Thursday, July 14, 2011

Meninggalnya Makmum Shalat

Kematian memang menjadi rahasia Allah SWT. Jika disuruh memilih, semua orang pasti memilih mati dalam kondisi Khusnul Khatimah, akhir yang baik.
Seperti yang dialami oleh sahabat Amir bin Abdillah bin Zubair, ia menghembuskan nafas terakhirnya pada saat menjadi makmum shalat.

Kisahnya.
Dalam kitab Taarikh Al-Islaam disebutkan bahwa Mush'ab bin Abdillah bercerita tentang Amir bin Abdillah bin Zubair, yang merupakan pemuda yang ahli ibadah. Betapa tidak, setiap kali terdengar kumandang azan, dirinya langsung meninggalkan semua pekerjaan saat itu dan bergegas menuju masjid untuk menunaikan ibadah shalat berjamaah.

Bahkan, dalam kondisi sakit parah sekalipun, dirinya masih istikhamah untuk menjalankan shalat secara berjamaah di masjid terdekat. Amir lebih senang menunaikan shalat secara berjamaah dibandingkan harus menjalankannya seorang diri di rumah karena nilai pahalanya lebih sedikit bila di rumah.

Terserang Penyakit.
Sungguh sikapnya ini patut dijadikan teladan bagi setiap pemuda yang ada di sekitar tempat tinggalnya. Seperti halnya pemuda lain di tempat tinggalnya, Amir pun juga seorang pemuda yang mempunyai cita-cita untuk membahagiakan kedua orang tuanya.
Oleh karena itu, selain belajar, dirinya pun mendapat pelajaran banyak dari cara berdagang yang dilakukan oleh orang tuanya.

Hanya saja, perjalanan kehidupan Amir tak sebahagia yang dibayangkan.
Dalam usia yang masih cukup muda, dirinya sudah terserang suatu penyakit yang cukup aneh. Bahkan penyakit itu membuatnya tak mampu menjalankan rutinitasnya sehari-hari. Amir pun tergolek lemah tak berdaya di atas tempat tidurnya.

Namun demikian, semangat ibadah Amir pantas diacungi jempol dan patutu dicontoh.
Dalam kondisi sedang sakit yang sangat parah, ia yang mendengar muazin mengumandangkan azan utnuk shalat maghrib langsung meminta untuk dibawa ke masjid.
"Pegang tanganku dan antarkan aku menuju masjid," ujar Amir kepada sahabatnya.
"Wahai Amir, engkau dalam kondisi sakit, shalatlah di rumah saja," kata sahabatnya.
"Aku mendengar muazin mengumandangkan azan, sedangkan aku tidak menjawab panggilan-Nya? pegang tanganku dan antarkan aku ke masjid," tutur Amir.

Shalat Maghrib Berjamaah.
"Allah SWT pasti tahu akan keadaanmu saat ini dan memakluminya, shalatlah di rumah saja sehingga engkau tak perlu berjalan jauh ke masjid," kata sahabatnya lagi.

Namun Amir bersikeras meminta diantarkan ke masjid.
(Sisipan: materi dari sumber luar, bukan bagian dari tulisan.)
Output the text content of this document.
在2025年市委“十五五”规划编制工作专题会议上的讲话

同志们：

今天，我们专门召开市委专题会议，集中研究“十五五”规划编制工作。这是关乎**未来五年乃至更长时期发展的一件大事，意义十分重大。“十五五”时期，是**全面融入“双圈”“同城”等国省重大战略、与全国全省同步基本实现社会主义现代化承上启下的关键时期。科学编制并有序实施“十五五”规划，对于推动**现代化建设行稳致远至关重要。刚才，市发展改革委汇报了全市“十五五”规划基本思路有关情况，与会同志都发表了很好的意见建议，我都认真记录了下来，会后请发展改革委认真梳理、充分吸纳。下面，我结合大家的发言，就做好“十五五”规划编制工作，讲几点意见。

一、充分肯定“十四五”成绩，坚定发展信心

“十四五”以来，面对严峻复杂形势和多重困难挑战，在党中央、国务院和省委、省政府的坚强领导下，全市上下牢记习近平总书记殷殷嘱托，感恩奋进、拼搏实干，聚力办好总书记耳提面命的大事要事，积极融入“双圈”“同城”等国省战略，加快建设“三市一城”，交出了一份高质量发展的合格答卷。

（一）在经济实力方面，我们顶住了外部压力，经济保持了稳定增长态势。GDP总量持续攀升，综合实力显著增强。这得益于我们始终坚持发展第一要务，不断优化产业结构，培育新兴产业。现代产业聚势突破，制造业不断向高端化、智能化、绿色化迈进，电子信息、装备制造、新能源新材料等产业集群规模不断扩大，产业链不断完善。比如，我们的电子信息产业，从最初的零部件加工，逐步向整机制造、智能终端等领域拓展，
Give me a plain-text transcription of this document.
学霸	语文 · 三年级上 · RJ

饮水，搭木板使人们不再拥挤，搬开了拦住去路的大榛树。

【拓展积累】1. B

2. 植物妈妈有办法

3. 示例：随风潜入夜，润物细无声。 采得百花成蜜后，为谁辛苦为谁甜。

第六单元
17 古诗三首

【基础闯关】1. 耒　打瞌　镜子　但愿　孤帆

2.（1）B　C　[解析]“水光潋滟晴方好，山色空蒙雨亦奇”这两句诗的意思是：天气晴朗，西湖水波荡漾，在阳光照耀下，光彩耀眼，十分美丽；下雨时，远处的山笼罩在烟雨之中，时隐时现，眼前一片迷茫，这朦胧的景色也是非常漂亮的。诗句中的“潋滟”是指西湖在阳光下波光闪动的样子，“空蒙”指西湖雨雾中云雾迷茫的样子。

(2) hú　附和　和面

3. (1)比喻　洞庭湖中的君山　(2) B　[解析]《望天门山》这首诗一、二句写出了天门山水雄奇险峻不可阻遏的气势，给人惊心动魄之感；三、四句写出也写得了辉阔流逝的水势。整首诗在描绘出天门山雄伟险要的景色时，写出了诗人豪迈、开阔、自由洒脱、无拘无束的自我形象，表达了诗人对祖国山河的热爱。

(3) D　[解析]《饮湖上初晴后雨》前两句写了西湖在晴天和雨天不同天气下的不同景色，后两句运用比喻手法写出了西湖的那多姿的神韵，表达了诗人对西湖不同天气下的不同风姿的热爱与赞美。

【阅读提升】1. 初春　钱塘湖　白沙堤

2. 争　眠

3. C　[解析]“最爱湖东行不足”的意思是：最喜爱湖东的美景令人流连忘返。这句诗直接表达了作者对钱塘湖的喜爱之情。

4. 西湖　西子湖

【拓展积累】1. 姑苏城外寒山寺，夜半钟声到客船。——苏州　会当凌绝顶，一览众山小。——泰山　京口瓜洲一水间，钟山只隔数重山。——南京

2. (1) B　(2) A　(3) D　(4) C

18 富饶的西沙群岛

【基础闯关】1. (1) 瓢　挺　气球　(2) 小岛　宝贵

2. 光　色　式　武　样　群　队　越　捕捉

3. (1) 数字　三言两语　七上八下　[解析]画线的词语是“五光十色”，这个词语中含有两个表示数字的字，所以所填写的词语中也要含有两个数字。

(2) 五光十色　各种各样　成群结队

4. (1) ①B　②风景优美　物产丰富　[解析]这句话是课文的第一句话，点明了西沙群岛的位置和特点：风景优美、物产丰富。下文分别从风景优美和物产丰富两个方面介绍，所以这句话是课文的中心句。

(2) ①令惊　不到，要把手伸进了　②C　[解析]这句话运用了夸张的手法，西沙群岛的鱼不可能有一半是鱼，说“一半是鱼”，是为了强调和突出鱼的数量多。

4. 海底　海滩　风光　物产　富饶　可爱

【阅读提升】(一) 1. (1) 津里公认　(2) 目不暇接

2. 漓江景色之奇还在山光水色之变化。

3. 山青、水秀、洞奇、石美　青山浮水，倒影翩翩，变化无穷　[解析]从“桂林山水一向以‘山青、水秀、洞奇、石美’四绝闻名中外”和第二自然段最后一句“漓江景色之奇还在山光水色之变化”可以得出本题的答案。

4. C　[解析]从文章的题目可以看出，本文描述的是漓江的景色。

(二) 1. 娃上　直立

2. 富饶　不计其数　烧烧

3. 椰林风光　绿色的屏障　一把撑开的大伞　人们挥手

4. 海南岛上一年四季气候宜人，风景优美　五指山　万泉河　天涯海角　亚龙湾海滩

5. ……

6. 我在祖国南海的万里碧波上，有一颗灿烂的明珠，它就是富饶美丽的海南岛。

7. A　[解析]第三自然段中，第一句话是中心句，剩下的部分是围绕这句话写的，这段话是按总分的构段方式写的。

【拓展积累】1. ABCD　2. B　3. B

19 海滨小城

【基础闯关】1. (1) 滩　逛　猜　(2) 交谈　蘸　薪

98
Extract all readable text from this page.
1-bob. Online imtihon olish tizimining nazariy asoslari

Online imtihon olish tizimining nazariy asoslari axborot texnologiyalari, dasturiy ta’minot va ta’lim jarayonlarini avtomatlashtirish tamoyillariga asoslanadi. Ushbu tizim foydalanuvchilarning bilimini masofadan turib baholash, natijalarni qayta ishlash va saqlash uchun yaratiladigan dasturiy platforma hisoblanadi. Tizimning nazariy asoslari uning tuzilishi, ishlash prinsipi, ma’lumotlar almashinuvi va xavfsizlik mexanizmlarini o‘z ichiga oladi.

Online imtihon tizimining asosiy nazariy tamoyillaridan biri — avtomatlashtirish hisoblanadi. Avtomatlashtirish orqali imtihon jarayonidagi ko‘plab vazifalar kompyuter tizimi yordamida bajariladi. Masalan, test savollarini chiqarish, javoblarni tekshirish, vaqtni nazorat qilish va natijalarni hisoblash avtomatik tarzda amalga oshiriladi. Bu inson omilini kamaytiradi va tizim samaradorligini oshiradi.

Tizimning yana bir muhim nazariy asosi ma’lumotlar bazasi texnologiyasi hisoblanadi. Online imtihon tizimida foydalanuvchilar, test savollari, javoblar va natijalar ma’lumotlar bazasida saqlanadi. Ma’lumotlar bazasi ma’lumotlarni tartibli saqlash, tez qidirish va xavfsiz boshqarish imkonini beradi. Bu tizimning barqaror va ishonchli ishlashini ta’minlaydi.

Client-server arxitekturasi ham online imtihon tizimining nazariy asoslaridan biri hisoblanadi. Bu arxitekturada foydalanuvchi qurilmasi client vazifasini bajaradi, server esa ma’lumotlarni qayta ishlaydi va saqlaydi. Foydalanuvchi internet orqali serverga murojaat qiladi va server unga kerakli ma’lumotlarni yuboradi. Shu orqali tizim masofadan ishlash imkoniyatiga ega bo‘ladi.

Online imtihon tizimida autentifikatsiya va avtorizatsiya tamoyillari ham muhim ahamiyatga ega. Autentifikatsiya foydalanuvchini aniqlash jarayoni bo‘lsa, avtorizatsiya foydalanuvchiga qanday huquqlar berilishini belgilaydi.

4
Maka sahabatnya pun memapahnya ke masjid, kemudian Amir shalat maghrib bersama imam secara berjamaah.
Tak lama berselang, setelah satu rakaat, Amir menghembuskan nafas terakhirnya lalu meninggal dunia dalam keadaan suci.

Seusai shalat, para jamaah saling berebut untuk memuliakan jenazah Amir. Mereka sungguh sangat mengagumi keistikhamahan Amir untuk melakukan shalat berjamaah meskipun dalam kondisi sakit sekalipun.

Amir merupakan seorang alim dan senantiasa mengisi kehidupannya dengan beribadah sesegera mungkin. Bahkan dalam kondisi sekarat tetap ingin segera bisa shalat berjamaah.
Subhanallah...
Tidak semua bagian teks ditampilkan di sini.